Unnamed: 0,Date,Temperature
0,2010-12-01,76.0
1,2010-12-03,74.0
2,2010-12-04,74.0
3,2010-12-06,64.0
4,2010-12-07,64.0
...,...,...
1512,2016-12-27,71.0
1513,2016-12-28,71.0
1514,2016-12-29,69.0
1515,2016-12-30,65.0


In [15]:
# get average June temperature
june_avg = june_df["Temperature"].mean()
june_avg

74.94411764705882

In [16]:
# get average December temperature
december_avg = december_df["Temperature"].mean()
december_avg

71.04152933421226

In [17]:
# Create collections of temperature data

collections_temp_data = [june_df, december_df]

In [18]:
# Run paired t-test

stats.ttest_ind(june_df['Temperature'], december_df['Temperature'])

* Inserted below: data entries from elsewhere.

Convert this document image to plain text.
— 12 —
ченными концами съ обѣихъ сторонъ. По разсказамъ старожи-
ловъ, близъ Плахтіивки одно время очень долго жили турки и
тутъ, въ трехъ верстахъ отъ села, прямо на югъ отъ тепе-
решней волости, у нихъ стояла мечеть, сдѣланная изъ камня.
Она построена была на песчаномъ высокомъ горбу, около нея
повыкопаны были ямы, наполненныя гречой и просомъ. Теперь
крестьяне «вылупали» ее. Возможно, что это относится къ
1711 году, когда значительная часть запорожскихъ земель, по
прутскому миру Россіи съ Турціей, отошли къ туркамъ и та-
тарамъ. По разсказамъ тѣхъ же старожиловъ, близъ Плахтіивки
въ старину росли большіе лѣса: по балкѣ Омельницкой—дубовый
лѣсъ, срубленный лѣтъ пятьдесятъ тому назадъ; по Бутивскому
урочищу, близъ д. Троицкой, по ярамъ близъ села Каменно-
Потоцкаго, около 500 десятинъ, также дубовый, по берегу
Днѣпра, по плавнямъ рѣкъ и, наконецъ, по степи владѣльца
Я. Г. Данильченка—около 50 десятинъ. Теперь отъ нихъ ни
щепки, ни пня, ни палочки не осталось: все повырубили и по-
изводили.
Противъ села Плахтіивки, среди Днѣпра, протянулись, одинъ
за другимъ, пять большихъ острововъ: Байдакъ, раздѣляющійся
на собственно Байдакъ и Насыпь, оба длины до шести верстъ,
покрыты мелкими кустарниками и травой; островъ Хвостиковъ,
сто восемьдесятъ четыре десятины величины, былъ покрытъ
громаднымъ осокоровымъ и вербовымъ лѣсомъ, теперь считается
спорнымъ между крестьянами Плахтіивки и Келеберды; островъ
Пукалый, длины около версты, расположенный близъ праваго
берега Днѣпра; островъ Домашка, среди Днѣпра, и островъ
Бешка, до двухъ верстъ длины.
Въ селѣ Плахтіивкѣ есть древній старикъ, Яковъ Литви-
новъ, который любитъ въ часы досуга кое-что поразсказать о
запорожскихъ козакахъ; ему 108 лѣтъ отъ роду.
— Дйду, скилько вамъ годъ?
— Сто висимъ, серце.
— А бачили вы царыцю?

Ttest_indResult(statistic=31.60372399000329, pvalue=3.9025129038616655e-191)

### Analysis

In [None]:
#Paired t-test was used to calculate the two different independent samples: 
#temperature for June vs temperature for December across all available years in the dataset.
#Results: t = 31.60, p = 3.90
#Concluion: There is not sufficient evidence to conclude that there is a significant difference in means between 
#June and December temperatures across all years available.